The right lens color can improve contrast, ease eyestrain, and generally improve your vision. As you select a lens color, you should also decide on whether you want a polarized lens or not. The newest polarization technologies have the greatest impact on glare, regardless of color. Find your activity below to see which color lenses are the best for that situation.
Polarized lenses have the greatest impact on glare, regardless of color. The reflection that you see on top of water is cause by glare. A polarized lens allows you to see through this glare and into the water.
This site features several manufacturers that offer polarized lenses exclusively. These include Maui Jim, Kaenon, Revo, Costa Del Mar and Native. The Native eyewear is designed more for runners than boaters, but the other four manufacturers produce lenses specifically designed for use on the water. Oakley also offers some impressive polarized options for water sports. Their Deep Blue Polarized lens has a grey base and a blue Iridium coating that blocks blue light and provides all-day comfort on the water. The Revo Water Lens and the Costa Blue Mirror lens offer the same advantages. In shallow water (lakes are considered shallow water) contrast colors are more useful. Our most popular shallow water lenses are the Kaenon Copper-12 lens, Costa Copper 580P, Maui Jim HC Bronze, and Oakley Shallow Blue Iridium.
There are several polarized options for low-light conditions as well. These lenses are designed to provide the maximum amount of contrast, let in more light that standard lenses, and cut the glare that is naturally on top of the water. The Maui Jim Rose lens is in this category, but you can also wear this lens in brighter conditions as well. The Kaenon Yellow-50 and Copper-50 are both polarized lenses that are very specifically for low light conditions. We prefer the Copper-50 because of the added contrast, but some people prefer the impression of brightness that you get from a yellow lens.
Running and Bicycling
For runners and bicyclists selecting a good contrast lens is as important as getting a lightweight, comfortable frame. Versatility is also helpful because these activities often put people in variable light conditions, sunup to sundown.
We routinely see professional runners wearing no sunglasses at all, and professional cyclists wearing grey lenses. These is rarely good ideas. Damaging UV light is the leading cause of cataracts. Running without glasses will not only produce unnecessary stain on your eyes that causes eventual fatigue, it can cause permanent damage. And Grey lenses are a good choice only if the wearer is unusually light sensitive. Grey provides zero contrast. It just makes everything darker. It is much easier to judge road textures and identify hazards with a good contrast lens.

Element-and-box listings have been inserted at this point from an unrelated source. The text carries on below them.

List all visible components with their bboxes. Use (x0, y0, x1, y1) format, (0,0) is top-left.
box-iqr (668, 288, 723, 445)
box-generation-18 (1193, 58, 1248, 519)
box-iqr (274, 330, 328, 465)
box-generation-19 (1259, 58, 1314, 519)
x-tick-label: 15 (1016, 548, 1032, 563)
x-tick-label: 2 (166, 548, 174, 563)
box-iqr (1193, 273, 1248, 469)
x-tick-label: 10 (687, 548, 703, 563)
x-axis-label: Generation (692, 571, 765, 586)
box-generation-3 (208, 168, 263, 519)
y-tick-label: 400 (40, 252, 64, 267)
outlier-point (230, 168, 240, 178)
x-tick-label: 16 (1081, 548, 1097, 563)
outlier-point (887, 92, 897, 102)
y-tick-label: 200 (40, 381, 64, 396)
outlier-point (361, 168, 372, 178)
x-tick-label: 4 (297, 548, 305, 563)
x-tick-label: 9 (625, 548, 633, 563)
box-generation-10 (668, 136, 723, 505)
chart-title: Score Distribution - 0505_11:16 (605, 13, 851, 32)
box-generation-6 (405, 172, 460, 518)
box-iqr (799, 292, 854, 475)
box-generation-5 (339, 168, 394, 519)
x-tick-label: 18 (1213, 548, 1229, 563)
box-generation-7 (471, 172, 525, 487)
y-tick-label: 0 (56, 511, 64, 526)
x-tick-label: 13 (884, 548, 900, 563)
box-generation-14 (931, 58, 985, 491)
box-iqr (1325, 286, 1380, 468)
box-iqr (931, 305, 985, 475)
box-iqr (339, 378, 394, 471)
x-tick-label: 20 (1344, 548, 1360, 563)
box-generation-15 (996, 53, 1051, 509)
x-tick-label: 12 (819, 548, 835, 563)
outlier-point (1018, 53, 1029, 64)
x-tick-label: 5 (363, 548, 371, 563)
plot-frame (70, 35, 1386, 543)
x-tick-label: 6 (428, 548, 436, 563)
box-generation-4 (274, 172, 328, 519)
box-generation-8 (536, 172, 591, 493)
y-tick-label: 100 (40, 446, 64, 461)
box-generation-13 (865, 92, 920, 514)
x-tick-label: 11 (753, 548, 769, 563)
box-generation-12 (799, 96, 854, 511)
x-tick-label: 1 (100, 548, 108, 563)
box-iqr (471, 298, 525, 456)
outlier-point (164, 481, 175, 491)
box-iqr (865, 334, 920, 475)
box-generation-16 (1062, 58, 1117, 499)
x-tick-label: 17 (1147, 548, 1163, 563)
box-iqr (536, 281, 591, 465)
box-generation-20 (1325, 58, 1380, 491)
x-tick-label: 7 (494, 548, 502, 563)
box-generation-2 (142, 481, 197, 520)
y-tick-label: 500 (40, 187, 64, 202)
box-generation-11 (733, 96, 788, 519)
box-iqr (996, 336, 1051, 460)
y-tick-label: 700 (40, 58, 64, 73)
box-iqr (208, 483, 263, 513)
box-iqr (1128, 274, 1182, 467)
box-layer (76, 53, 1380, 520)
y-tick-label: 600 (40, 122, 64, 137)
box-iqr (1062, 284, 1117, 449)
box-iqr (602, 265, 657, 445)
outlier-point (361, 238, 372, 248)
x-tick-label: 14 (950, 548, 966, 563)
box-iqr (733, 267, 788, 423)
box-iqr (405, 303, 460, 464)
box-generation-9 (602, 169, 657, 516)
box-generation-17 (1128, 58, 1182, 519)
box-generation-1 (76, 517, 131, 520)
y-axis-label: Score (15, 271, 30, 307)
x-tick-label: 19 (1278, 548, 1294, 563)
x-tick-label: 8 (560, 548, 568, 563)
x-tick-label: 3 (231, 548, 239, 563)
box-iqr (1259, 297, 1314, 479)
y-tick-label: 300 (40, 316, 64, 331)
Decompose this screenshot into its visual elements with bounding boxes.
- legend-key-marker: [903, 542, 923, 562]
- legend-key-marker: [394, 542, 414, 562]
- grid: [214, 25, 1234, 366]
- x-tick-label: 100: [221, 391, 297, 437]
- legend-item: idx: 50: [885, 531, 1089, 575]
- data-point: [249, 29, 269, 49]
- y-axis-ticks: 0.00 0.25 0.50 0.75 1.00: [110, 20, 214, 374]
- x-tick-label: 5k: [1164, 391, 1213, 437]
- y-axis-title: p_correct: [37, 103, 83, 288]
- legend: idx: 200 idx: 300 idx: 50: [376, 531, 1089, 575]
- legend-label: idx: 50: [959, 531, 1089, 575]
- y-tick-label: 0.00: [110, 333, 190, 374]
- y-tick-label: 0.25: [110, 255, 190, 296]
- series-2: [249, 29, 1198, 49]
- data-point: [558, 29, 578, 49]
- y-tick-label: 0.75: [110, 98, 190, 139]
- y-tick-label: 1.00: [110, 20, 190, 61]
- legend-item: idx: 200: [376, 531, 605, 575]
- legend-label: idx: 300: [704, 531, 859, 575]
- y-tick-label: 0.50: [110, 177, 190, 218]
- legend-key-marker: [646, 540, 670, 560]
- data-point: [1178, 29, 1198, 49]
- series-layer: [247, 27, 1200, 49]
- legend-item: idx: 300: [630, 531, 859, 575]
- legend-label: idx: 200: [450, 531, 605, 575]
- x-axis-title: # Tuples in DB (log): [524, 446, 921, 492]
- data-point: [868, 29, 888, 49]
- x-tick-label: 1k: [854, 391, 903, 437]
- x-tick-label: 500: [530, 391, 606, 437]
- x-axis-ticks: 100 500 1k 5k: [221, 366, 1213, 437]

Both Oakley and Native have great options for athletes looking for versatility. The Native semi-rimless glass, like the Hardtop XP, come with a polarized lens, as well as a lightly tinted “reflex” lens for low-light conditions. The Oakley Racing Jacket just replaced the Oakley Jaw Bone. (Exact same lens shape) These Oakley lenses are easily interchangeable, and Oakley has some great lens color options for cyclists that are also available in a polarized option. These include Polarized Bronze, Polarized VR28 Black Iridium, Polarized G30 Iridium and Polarized OO Black Iridium.
Other favorite lens choices for bicycling include the Nike Max Speed Tint, Kaenon Copper-12 and Adidas LST Contrast lens.
We go into lots more detail about selecting motorcycle glasses in our Motorcycle Sunglasses Buyer's Guide. Proper vision is a function of managing the air that could swirl around your eyes and selecting a tint that allows you to relax and see clearly. Tints that work best for motorcyclists are the same tints that work best for bicyclists and runners.
Choose a golf lens that wraps around your head, or protects your eyes from all angles. Those tiny flat frames that are so popular for street eye wear do not belong on a golf course. If light is reflecting off the back of the glasses and into your eye, your sunglasses are not protecting your eyesight.
Oakley offers several awesome choices for golfers. The G-30 lens is copper color that is fine-tuned just for colors on a golf course. (The "G" stands for Golf) The VR-28 is also a great choice for golfers.
Nike has a golf tint that looks a bit purple. We hear lots of good things about this lens.
Bolle has a goldish-brown tint called EagleVision that is designed specifically for golfers. Gold shades also improve depth perception.
According to industry estimates, 18-20 thousand car accidents a day are attributed to glare. Polarized lenses have the greatest impact on glare, regardless of color.
Hiking, Hunting, and Wilderness
Red provides the best contrast when looking at any green background.
Amber or brown provides excellent depth perception against a green grass or blue sky background.
Yellow lenses block harmful blue light, and enhance an orange target for shooters.